The faculty selection committees in the Yale Center for the Study of Race, Indigeneity and Transnational Migration announced the 2021 winners of the Henry K. Hayase Prize. Established in 1988, the Henry K. Hayase Prize is awarded annually to the best student paper or senior essay dealing with a topic relating to Asian American experiences in the United States.
Kevin Chen (Silliman College), ER&M Major
Kevin Chen’s “I'll Make a [Citizen] Out of You: Constructing the 'Martial-Alien' Nisei Citizen During World War II” is a well-researched, original, and powerfully argued study of the contradictions of the Japanese American soldier during WWII. His essay makes use of an impressive array of legal, literary, and visual sources to understand “martial citizenship” as a gendered and racial cultural and legal construction that held out the fraught promise to young disenfranchised nisei the path to (re)integration into the national polity. Chen demonstrates the ways in which the battlefield and the home front in the form of incarceration camps or work farms compelled Nisei to perform gendered acts of bodily sacrifice and loyalty but never fulfilling the promise of national inclusion.

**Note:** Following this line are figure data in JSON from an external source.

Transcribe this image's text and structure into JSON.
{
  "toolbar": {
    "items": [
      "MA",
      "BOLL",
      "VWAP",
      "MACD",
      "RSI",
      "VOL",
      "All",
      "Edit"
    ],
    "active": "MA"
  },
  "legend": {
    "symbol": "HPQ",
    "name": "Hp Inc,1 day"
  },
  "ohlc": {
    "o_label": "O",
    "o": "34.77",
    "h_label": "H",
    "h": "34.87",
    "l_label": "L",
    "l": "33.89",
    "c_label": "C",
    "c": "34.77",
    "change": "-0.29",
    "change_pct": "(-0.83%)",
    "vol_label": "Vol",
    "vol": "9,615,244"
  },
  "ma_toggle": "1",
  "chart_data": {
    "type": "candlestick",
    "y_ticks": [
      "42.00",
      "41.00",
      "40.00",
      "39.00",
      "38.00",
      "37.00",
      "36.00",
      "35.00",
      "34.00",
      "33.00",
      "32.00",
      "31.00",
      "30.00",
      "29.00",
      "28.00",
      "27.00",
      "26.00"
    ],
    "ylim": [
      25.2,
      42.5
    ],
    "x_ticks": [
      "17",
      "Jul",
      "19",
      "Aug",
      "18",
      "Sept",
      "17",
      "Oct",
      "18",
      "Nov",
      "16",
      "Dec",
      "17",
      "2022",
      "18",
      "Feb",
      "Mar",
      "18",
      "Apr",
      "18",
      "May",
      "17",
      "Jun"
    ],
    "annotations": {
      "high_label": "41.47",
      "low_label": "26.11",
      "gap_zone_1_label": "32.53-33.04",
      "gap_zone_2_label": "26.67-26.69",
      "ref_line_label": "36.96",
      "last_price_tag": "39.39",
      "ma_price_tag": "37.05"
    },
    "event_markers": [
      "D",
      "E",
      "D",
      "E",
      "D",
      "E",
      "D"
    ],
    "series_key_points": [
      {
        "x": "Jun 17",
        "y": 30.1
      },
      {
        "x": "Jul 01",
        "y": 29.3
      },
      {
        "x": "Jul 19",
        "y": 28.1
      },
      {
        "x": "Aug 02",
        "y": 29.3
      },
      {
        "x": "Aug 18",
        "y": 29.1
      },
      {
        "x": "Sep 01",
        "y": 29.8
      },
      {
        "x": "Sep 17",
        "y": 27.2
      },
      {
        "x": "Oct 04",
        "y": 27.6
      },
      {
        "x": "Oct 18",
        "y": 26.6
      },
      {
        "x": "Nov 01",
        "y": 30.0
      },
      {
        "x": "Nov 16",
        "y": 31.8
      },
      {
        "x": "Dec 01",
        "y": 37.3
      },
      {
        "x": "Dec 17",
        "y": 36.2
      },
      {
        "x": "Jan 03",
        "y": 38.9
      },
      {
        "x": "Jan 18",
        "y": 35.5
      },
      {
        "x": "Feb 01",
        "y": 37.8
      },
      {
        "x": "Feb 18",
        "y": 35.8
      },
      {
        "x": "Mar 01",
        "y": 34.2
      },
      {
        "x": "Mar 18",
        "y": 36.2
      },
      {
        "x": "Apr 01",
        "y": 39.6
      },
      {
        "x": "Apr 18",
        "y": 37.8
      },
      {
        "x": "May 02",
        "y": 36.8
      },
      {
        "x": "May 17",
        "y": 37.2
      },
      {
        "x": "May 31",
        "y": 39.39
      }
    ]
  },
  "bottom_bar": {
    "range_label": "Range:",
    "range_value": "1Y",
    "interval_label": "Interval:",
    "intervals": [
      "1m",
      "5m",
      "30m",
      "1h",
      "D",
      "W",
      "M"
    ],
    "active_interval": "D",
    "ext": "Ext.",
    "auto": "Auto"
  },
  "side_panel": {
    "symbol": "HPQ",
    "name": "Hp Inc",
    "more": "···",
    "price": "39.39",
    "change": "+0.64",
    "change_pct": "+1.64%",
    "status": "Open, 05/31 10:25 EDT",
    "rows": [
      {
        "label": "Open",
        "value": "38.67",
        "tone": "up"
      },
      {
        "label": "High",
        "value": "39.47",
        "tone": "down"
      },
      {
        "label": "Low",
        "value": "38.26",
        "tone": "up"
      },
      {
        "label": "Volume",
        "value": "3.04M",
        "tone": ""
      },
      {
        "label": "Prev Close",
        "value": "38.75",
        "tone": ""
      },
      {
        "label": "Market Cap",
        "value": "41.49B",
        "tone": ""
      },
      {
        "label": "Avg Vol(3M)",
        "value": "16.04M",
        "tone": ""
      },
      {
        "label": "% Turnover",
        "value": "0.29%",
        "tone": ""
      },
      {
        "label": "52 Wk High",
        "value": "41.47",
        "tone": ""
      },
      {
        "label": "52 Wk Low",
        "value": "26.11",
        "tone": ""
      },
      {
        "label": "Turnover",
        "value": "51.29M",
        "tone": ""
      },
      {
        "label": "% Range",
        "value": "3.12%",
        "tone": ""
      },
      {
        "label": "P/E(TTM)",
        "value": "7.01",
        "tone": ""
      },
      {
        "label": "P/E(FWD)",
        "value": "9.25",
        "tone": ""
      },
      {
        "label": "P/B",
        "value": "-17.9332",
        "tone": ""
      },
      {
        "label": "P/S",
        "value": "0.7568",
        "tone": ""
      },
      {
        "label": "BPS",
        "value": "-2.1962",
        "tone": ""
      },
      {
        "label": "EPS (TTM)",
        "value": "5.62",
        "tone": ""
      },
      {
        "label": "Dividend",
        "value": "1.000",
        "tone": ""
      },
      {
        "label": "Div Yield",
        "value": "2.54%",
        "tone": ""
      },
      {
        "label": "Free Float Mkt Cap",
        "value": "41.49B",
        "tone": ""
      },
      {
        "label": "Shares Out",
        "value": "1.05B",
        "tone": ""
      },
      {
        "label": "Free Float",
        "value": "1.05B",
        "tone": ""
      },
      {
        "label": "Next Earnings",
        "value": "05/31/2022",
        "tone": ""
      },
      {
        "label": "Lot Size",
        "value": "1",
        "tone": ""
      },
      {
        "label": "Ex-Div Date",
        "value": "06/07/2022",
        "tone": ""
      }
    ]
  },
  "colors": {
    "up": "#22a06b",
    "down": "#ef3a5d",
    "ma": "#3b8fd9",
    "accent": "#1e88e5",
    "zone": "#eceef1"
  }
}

Dayle Chung (Trumbull College)
Dayle Chung’s “Jew v. University of Iowa: Confronting Racialized Sexual Harassment in the Courts and in the Academy, 1979-1990” is a painstaking and careful analysis of Professor Jean Jew's decade-long efforts to address her sexual harassment at the University of Iowa that ultimately expanded the definition of workplace sexual harassment under Title VII. Chung’s exhaustive research into the complex legal record also included conducting interviews with Professor Jean Jew and her legal team as well as the University of Iowa faculty members who formed the Jean Jew Justice Committee to support Jew’s case and push the University of Iowa to address issues of gender equity on campus. The impressive essay makes an invaluable contribution to understanding the intersection of race, gender, and the law.
Mariko Rooks (Trumbull College), ER&M Major
Mariko Rooks’ “When Healing is Home: Sansei Development of Japanese American Identity and Community through Healthcare Practice in Late 20th Century” is a substantial and original study of sansei medical histories through oral histories with healthcare workers.